When is the anticipated closing of the merger between Akerna and Gryphon Digital Mining, Inc.?

The anticipated closing of the merger is expected to take place before markets open on Friday, February 9, 2024.

Under what symbol is the combined company expected to begin trading on Nasdaq?

The combined company is expected to begin trading on Nasdaq under the symbol 'GRYP' when markets open on Friday, February 9, 2024.

What is the estimated exchange ratio of shares of Akerna’s common stock for Gryphon common stock and Gryphon preferred stock?
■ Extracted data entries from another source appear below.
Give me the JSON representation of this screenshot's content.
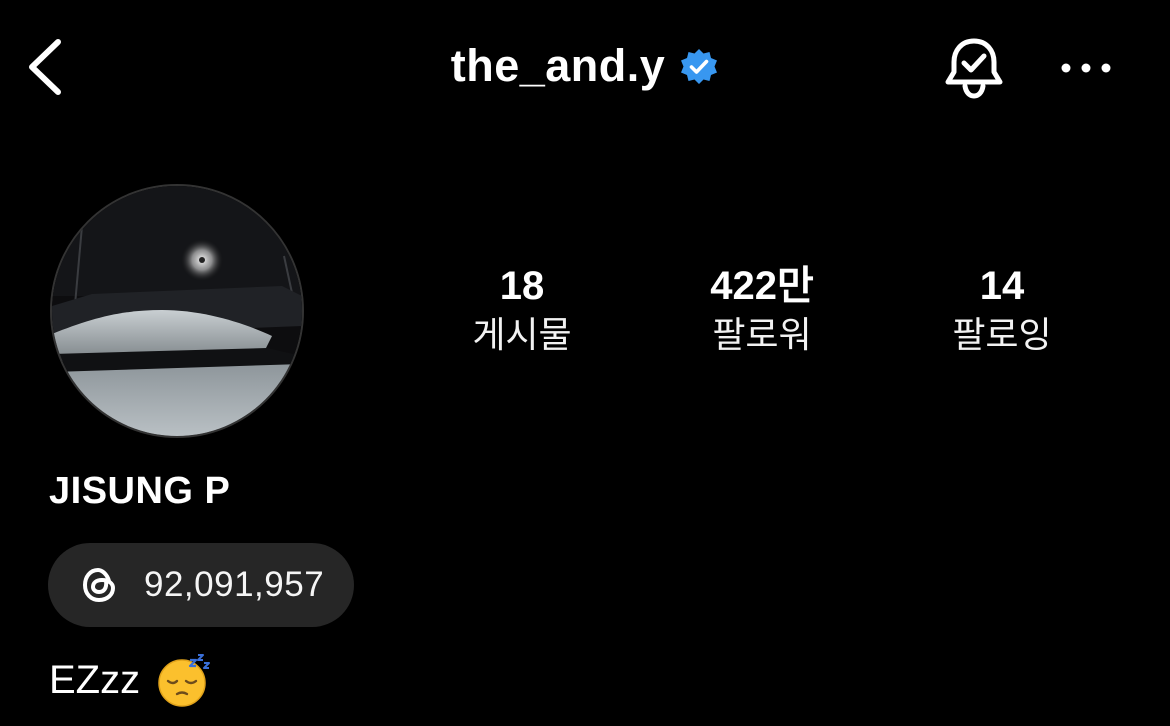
{
  "header": {
    "username": "the_and.y",
    "verified_icon": "verified-badge-icon",
    "back_icon": "chevron-left-icon",
    "notify_icon": "bell-check-icon",
    "more_icon": "more-horizontal-icon"
  },
  "profile": {
    "full_name": "JISUNG P",
    "threads": {
      "icon": "threads-icon",
      "count": "92,091,957"
    },
    "bio": {
      "text": "EZzz",
      "emoji": "sleeping-face-emoji"
    }
  },
  "stats": [
    {
      "value": "18",
      "label": "게시물"
    },
    {
      "value": "422만",
      "label": "팔로워"
    },
    {
      "value": "14",
      "label": "팔로잉"
    }
  ],
  "colors": {
    "background": "#000000",
    "text": "#ffffff",
    "verified": "#3897f0",
    "chip": "#262626"
  }
}
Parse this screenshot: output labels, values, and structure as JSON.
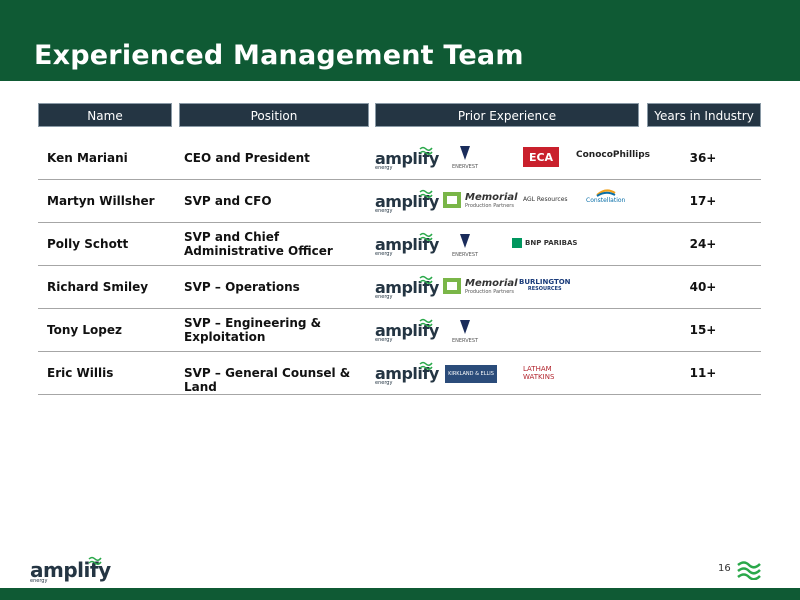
{
  "title": "Experienced Management Team",
  "columns": [
    "Name",
    "Position",
    "Prior Experience",
    "Years in Industry"
  ],
  "rows": [
    {
      "name": "Ken Mariani",
      "position": "CEO and President",
      "years": "36+",
      "logos": [
        "amplify",
        "EnerVest",
        "ECA",
        "ConocoPhillips"
      ]
    },
    {
      "name": "Martyn Willsher",
      "position": "SVP and CFO",
      "years": "17+",
      "logos": [
        "amplify",
        "Memorial Production Partners",
        "AGL Resources",
        "Constellation"
      ]
    },
    {
      "name": "Polly Schott",
      "position": "SVP and Chief Administrative Officer",
      "years": "24+",
      "logos": [
        "amplify",
        "EnerVest",
        "BNP PARIBAS"
      ]
    },
    {
      "name": "Richard Smiley",
      "position": "SVP – Operations",
      "years": "40+",
      "logos": [
        "amplify",
        "Memorial Production Partners",
        "Burlington Resources"
      ]
    },
    {
      "name": "Tony Lopez",
      "position": "SVP – Engineering & Exploitation",
      "years": "15+",
      "logos": [
        "amplify",
        "EnerVest"
      ]
    },
    {
      "name": "Eric Willis",
      "position": "SVP – General Counsel & Land",
      "years": "11+",
      "logos": [
        "amplify",
        "Kirkland & Ellis",
        "Latham & Watkins"
      ]
    }
  ],
  "logo_text": {
    "amplify": "amplify",
    "amplify_sub": "energy",
    "enervest": "ENERVEST",
    "eca": "ECA",
    "conoco": "ConocoPhillips",
    "memorial": "Memorial",
    "memorial_sub": "Production Partners",
    "agl": "AGL Resources",
    "constellation": "Constellation",
    "bnp": "BNP PARIBAS",
    "burl_1": "BURLINGTON",
    "burl_2": "RESOURCES",
    "kirkland": "KIRKLAND & ELLIS",
    "latham_1": "LATHAM",
    "latham_2": "WATKINS"
  },
  "page_number": "16",
  "colors": {
    "brand_green": "#0f5a34",
    "header_navy": "#243543",
    "amplify_wave": "#2aa84a"
  }
}
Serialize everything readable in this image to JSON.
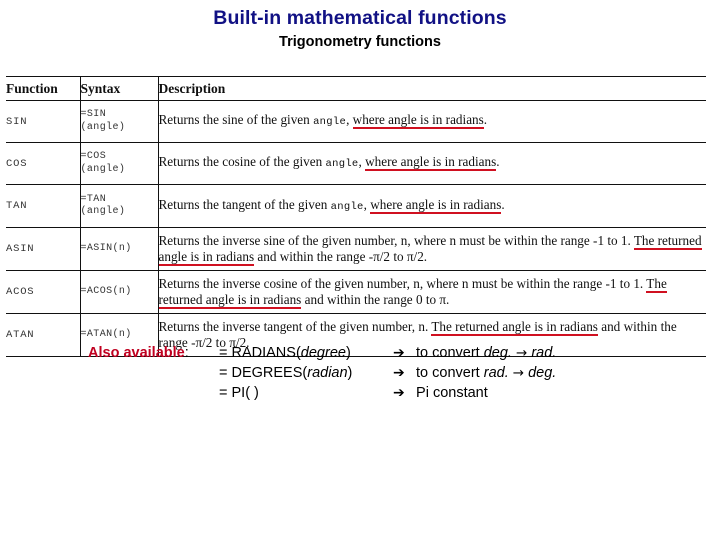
{
  "slide": {
    "title": "Built-in mathematical functions",
    "subtitle": "Trigonometry functions",
    "title_color": "#111184",
    "accent_red": "#C00020",
    "underline_red": "#d01020"
  },
  "table": {
    "headers": [
      "Function",
      "Syntax",
      "Description"
    ],
    "rows": [
      {
        "function": "SIN",
        "syntax": "=SIN\n(angle)",
        "desc_pre": "Returns the sine of the given ",
        "desc_arg": "angle",
        "desc_mid": ", ",
        "desc_underlined": "where angle is in radians",
        "desc_post": "."
      },
      {
        "function": "COS",
        "syntax": "=COS\n(angle)",
        "desc_pre": "Returns the cosine of the given ",
        "desc_arg": "angle",
        "desc_mid": ", ",
        "desc_underlined": "where angle is in radians",
        "desc_post": "."
      },
      {
        "function": "TAN",
        "syntax": "=TAN\n(angle)",
        "desc_pre": "Returns the tangent of the given ",
        "desc_arg": "angle",
        "desc_mid": ", ",
        "desc_underlined": "where angle is in radians",
        "desc_post": "."
      },
      {
        "function": "ASIN",
        "syntax": "=ASIN(n)",
        "desc_pre": "Returns the inverse sine of the given number, n, where n must be within the range -1 to 1. ",
        "desc_underlined": "The returned angle is in radians",
        "desc_post": " and within the range -π/2 to π/2."
      },
      {
        "function": "ACOS",
        "syntax": "=ACOS(n)",
        "desc_pre": "Returns the inverse cosine of the given number, n, where n must be within the range -1 to 1. ",
        "desc_underlined": "The returned angle is in radians",
        "desc_post": " and within the range 0 to π."
      },
      {
        "function": "ATAN",
        "syntax": "=ATAN(n)",
        "desc_pre": "Returns the inverse tangent of the given number, n. ",
        "desc_underlined": "The returned angle is in radians",
        "desc_post": " and within the range -π/2 to π/2."
      }
    ]
  },
  "also_available": {
    "label": "Also available",
    "colon": ":",
    "lead_arrow": "➔",
    "inline_arrow": "→",
    "items": [
      {
        "expr_pre": "= RADIANS(",
        "expr_arg": "degree",
        "expr_post": ")",
        "note_pre": " to convert ",
        "note_arg1": "deg.",
        "note_arg2": "rad.",
        "note_mid": " ",
        "note_post": ""
      },
      {
        "expr_pre": "= DEGREES(",
        "expr_arg": "radian",
        "expr_post": ")",
        "note_pre": " to convert ",
        "note_arg1": "rad.",
        "note_arg2": "deg.",
        "note_mid": " ",
        "note_post": ""
      },
      {
        "expr_pre": "= PI( )",
        "expr_arg": "",
        "expr_post": "",
        "note_plain": " Pi constant"
      }
    ]
  }
}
The estimated exchange ratio is approximately 1.5561 shares of Akerna common stock for each one share of Gryphon Common Stock and Preferred Stock based on estimated aggregate merger consideration of 31,539,011 shares of Akerna common stock, on a post-reverse stock split basis.

What percentage of the outstanding equity interests of the combined company are expected to be owned by Akerna equityholders and former Gryphon equityholders?

Immediately after the consummation of the Merger, Akerna equityholders are expected to own approximately 7.5% of the outstanding equity interests of the combined company on a fully diluted basis, and former Gryphon equityholders are expected to own approximately 92.5% of the outstanding equity interests of the combined company on a fully diluted basis.